Whomever gets to the water first…

אמרין עליו על רבי חנינא בן דוסא שהיה עומד ומתפלל ובא חברבר והכישו, ולא הפסיק את תפילתו. והלכו ומצאו אותו חברבר מת מוטל על פי חורו. אמרו “אי לו לאדם שנשכו חברבר, ואי לו לחברבר שנשך את רבי חנינא בן דוסא!” מה עיסקיה דהדין חברבריא? כד הוות נכית לבר נשא – אין בר נשא קדים למיא חברברא מיית ואין חברברא קדים למיא בר נשא מיית. אמרו לו תלמידיו “רבי לא הרגשת?” אמר להן “יבא עלי ממה שהיה לבי מתכוין בתפילה אם הרגשתי.” אמר רבי יצחק בר אלעזר “ברא לו הקב”ה מעיין תחת כפות רגליו, לקים מה שנאמר ‘רצון יריאיו יעשה ואת שוועת’ ישמע ויושיעם’ (תהילים קמה:כ)”:

They say about Rabbi Chanina ben Dosa that he was standing and davening and a snake came and bit him, and he didn’t stop his prayers. They went and found the snake, dead on its hole.

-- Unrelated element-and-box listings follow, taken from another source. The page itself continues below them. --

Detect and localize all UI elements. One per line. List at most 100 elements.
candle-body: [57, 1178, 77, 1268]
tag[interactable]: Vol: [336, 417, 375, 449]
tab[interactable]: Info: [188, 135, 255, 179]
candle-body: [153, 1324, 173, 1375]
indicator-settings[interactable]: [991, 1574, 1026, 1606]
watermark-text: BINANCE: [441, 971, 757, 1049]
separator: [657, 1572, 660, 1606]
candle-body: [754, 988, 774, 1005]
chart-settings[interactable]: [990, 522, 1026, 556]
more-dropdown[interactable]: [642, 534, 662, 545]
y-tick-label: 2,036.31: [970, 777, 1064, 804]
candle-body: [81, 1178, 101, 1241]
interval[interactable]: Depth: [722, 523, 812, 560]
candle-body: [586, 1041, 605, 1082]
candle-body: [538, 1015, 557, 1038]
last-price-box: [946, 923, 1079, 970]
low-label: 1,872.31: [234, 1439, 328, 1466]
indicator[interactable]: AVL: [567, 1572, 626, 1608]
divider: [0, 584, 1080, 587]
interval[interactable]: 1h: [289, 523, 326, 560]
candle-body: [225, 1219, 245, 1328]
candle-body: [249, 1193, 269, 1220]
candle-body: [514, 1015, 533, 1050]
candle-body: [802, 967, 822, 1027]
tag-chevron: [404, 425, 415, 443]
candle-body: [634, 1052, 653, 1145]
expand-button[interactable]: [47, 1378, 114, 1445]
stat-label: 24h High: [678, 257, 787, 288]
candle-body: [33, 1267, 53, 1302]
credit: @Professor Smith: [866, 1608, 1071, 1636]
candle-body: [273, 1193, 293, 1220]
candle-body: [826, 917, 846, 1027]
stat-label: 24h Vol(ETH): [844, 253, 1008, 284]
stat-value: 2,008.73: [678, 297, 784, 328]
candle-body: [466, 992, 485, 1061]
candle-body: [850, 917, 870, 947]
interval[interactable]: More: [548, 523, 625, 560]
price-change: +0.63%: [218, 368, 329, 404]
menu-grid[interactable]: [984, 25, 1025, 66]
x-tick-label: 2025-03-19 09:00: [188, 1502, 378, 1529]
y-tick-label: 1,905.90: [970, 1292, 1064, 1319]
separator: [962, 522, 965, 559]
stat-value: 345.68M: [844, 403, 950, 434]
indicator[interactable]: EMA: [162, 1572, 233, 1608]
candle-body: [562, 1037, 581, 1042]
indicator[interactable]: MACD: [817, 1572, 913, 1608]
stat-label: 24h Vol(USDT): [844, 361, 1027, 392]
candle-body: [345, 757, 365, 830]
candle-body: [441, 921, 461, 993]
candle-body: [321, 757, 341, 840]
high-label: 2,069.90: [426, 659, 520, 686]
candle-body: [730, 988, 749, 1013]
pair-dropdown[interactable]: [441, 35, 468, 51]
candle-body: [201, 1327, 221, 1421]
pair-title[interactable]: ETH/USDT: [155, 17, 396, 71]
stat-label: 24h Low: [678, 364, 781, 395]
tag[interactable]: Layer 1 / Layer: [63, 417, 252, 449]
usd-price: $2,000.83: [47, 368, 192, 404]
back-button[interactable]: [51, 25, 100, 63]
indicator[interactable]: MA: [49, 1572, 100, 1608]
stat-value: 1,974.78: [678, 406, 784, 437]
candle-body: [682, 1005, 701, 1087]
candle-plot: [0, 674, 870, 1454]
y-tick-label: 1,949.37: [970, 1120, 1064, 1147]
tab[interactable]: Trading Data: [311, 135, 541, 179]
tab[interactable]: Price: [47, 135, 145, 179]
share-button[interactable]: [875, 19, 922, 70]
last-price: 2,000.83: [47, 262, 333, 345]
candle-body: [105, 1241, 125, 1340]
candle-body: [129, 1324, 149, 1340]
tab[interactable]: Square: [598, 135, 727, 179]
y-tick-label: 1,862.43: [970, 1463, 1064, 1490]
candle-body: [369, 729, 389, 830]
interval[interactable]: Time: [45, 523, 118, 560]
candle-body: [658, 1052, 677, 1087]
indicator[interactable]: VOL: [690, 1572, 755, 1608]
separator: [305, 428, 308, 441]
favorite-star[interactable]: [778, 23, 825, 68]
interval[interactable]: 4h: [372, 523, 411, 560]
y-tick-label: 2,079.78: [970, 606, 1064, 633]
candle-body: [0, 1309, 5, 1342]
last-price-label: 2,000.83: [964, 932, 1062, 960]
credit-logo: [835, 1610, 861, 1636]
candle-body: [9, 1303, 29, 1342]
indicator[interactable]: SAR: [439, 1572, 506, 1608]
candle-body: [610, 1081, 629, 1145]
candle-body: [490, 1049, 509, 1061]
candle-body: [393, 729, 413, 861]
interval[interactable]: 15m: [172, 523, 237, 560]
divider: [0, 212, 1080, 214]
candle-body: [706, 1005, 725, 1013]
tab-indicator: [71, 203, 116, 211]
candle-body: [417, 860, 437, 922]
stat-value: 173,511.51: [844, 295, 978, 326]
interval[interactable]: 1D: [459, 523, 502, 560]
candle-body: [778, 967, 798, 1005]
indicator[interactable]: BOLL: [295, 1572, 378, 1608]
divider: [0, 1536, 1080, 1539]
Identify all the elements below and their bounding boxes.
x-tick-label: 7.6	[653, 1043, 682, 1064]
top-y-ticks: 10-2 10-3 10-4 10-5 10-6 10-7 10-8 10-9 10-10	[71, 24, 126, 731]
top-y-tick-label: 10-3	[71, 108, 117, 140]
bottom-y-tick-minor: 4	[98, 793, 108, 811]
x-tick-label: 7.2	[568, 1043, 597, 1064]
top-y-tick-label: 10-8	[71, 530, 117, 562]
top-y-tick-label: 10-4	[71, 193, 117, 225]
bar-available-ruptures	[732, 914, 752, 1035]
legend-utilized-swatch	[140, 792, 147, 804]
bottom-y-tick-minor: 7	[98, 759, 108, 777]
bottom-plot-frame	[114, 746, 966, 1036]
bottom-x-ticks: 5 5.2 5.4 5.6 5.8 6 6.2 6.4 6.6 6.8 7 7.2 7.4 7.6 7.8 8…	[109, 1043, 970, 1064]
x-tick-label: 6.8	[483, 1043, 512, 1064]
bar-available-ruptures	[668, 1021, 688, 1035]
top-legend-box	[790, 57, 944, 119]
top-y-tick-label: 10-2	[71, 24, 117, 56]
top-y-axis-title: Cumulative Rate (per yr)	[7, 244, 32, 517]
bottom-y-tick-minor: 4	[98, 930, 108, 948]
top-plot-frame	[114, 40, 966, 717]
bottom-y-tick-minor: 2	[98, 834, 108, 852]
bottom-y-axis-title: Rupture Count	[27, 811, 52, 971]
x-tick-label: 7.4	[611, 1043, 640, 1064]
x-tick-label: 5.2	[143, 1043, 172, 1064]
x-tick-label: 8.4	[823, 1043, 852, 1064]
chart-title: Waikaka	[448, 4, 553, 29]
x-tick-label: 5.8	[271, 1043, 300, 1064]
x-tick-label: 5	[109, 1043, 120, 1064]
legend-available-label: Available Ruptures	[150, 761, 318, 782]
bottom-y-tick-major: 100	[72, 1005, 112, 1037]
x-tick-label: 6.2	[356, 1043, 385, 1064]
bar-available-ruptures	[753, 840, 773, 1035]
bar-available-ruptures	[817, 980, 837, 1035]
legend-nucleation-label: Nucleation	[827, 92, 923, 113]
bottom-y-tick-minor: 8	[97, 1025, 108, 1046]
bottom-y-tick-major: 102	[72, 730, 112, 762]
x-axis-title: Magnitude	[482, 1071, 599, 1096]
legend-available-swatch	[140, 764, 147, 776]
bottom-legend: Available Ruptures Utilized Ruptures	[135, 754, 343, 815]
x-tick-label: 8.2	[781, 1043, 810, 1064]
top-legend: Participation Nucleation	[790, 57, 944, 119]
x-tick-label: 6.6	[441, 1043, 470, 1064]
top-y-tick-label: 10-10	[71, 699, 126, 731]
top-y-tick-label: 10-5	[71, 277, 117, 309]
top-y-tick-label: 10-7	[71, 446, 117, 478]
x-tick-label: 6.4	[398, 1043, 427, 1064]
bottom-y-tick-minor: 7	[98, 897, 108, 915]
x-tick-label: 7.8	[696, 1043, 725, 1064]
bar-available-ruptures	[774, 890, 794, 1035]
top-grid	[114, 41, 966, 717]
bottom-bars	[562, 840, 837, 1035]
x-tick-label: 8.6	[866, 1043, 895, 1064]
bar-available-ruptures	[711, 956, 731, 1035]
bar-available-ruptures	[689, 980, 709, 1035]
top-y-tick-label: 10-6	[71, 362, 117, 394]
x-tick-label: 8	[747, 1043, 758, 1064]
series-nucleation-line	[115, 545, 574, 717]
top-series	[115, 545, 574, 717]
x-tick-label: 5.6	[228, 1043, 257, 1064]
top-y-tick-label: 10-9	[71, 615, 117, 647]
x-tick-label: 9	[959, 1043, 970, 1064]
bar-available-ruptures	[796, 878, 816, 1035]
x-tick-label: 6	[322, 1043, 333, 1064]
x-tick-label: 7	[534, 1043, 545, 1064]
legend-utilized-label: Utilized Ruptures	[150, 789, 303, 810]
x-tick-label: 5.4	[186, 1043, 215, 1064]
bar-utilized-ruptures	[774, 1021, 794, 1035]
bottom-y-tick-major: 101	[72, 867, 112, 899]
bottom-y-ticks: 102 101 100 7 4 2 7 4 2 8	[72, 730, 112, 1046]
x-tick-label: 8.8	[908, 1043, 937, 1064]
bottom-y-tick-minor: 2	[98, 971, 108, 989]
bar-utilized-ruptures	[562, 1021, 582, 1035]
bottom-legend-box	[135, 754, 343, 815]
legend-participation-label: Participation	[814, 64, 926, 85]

They said, “Woe to the person who is bitten by a snake, and woe to the snake that bites Rabbi Chanina ben Dosa!”

What is the story with this kind of snake? When it bites a person — if the person reaches water first [after being bitten by this kind of snake], the snake dies; and if the snake reaches water first, the person dies.

He students said to him, “Rebbe, didn’t you feel it?”

He said to them, “It would come upon me [something bad; i.e. Rabbi Chanina ben Dosa made an oath] from how my heart was focused on the tefillah if I felt something.

Rabbi Yitzchaq bar Eliezer said, “The Holy One, blessed is He, created [ex nihilo] for him a wellspring under the palms of his feet, to fulfill what it says, “The will of those who fear / are in awe of Him He does, and to their cries He listens and saves them.” (Tehillim 145:20 [Ashrei])

— Yerushalmi, Berakhos 5:1, pg. 38a

This snake doesn’t sound like a natural phenomenon. I would suggest that this story is told to relay the following message.

The snake, as per the story at the beginning of the Torah, represents the yeitzer hara. The water, as is usual, is Torah.

If the person reaches the Torah first, the person fulfilled the advice written outright in the Bavli (Qiddushin 30b):

If this monstrosity [i.e. the yeitzer hara] encounters you, drag him into the study hall where you will destroy him.

If we translate R’ Chanina ben Dosa’s response literally, without interpolation, he said, “Something from what I thought about during prayer should come upon me if I felt it!” Meaning, he had been momentarily distracted, giving the “snake” an opportunity. But, had it been more than that slight hesitation, the yeitzer hara would have been able to get him. However, since his tefillah was pure, R’ Yitzchaq ben Eliezer says Hashem rewarded him by creating a wellspring of Torah under Rabbi Chanina’s feet, Rabbi Chanina focused on the Torah thoughts that flowed from his prayer, and was immobilized, freed from that momentary thought planted by the yeitzer hara.

Within this understanding of the message of the story, the second part of this warning about how this snake operates is very powerful: If the yeitzer hara reaches the water first, so that it uses selective quoting and manipulation of the Torah to convince the person that his deeds are holy and that he is doing Hashem’s will, then all is lost. Nothing is as dangerous as a “pious” sinner.